Perhaps it shouldn’t. Last year, Milwaukee was rated #1 in the country for racial disparities by 24/7 Wall Street, a Delaware-based financial news and opinion company, with nearby Racine, Wisconsin, coming in second and Minneapolis coming in fourth. Nine of the top 10 cities on the 24/7 list are located in the Midwest.

“The silent majority”

In the suburbs surrounding Minneapolis and Milwaukee, a number of white voters said they approve of President Trump and his “law and order” rhetoric.
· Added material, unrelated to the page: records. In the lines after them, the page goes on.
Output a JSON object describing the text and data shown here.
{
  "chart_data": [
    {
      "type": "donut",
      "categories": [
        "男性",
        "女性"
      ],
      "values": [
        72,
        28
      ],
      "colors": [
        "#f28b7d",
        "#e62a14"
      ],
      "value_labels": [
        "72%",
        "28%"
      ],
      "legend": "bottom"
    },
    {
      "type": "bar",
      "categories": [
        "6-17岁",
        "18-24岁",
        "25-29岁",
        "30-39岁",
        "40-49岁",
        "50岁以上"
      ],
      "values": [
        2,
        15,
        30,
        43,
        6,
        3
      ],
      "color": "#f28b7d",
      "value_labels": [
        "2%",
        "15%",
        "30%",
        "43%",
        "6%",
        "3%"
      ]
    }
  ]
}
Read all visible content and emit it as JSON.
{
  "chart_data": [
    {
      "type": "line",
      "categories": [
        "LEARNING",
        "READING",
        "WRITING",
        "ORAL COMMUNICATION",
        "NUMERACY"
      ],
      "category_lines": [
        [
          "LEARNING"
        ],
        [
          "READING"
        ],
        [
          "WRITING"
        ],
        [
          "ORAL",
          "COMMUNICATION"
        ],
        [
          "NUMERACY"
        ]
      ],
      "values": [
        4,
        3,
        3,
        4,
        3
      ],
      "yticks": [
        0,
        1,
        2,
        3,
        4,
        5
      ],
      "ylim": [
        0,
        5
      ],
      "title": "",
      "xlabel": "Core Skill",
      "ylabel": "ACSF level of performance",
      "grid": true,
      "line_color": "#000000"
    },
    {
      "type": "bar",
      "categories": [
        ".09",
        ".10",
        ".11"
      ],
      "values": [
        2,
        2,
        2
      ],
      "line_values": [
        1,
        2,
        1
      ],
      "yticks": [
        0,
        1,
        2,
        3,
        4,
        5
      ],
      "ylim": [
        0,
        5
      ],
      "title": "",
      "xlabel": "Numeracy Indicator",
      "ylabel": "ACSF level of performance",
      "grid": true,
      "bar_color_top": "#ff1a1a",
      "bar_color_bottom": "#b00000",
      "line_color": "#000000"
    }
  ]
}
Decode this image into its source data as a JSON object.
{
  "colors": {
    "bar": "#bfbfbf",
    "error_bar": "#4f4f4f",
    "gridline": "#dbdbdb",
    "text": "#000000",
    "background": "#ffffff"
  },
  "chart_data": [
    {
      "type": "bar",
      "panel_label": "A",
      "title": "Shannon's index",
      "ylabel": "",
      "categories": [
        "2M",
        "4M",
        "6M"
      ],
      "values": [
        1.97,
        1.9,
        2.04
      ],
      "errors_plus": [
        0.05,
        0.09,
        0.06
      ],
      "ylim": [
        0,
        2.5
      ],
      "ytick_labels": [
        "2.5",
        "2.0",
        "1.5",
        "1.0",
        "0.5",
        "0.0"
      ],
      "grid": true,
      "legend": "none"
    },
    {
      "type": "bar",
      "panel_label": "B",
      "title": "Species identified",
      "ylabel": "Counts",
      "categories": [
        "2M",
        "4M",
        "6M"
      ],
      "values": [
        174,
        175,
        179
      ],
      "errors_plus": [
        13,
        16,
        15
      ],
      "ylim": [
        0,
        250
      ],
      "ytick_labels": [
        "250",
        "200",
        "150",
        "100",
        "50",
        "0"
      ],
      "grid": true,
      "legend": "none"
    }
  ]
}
If anything, some said, recent events had only solidified their intention to vote for him in the 2020 election.

Ann Hermes/Staff
Shoppers stroll through an outdoor shopping center in Wayzata, a suburb of Minneapolis, Minnesota.

Strolling along downtown Wayzata, Minnesota, past a boutique aromatherapy shop and salons selling $48 shampoo, Doreen, a tanned mom in white Bermuda shorts sipping on a large iced Starbucks drink, says she made herself vote for Mr. Trump in 2016 because she didn’t like Mrs. Clinton. But now, she says she’s excited to vote for the president in November. She believes he knows how to get the economy back on track, and unlike the Minneapolis mayor and Minnesota governor, he will put a stop to protest-related violence.

“They even had to board up here in Wayzata for the [George Floyd] protests, and that was really sad,” says Doreen, who declines to give her last name. “I think the whole state will go red in Minnesota for the first time in forever,” she adds.

Further down the block, Nanci is walking toward her car with her husband and mother, carrying a bag of leftover food from their seafood lunch on the water. She says they spent lunch talking about the presidential race – all agreeing that violent protests in nearby cities this summer made them more determined to vote for Mr. Trump. Although they live just 20 minutes outside of Minneapolis, she says they don’t go into the city anymore due to the recent destruction.

“All of this violence in these Democratic cities – the Democrats don’t do anything about it,” she says. “Trump is for law and order, and so are we.”

Outside the post office in Elm Grove, Wisconsin, a small town that proudly proclaims itself “Rated #1 suburb by Business Insider in 2014,” Mickey, an administrative assistant with short blond hair, says the recent unrest in Kenosha has only confirmed her suspicion that Democrats – up and down the ballot – are too soft on crime.

“It seems like the cities with Democratic leaders, they’re just letting this run rampant,” says Mickey. “Whether that reflects on Biden personally, I don’t know – but it sure reflects on the party.”

As for the polls showing Mr. Biden with durable leads in both Wisconsin and Minnesota, Ms. Kormanik, of the Republican Women of Waukesha County, says they are likely inaccurate because of “shy Trump” voters who won’t tell pollsters who they really favor.

“The majority of women in Waukesha County are not confrontational. They will show their support at the polls and they will bring their families to the polls, but they will not come out and say who they really support,” says Ms. Kormanik. “The women here are the silent majority.”

Staff writer Christa Case Bryant contributed to this report.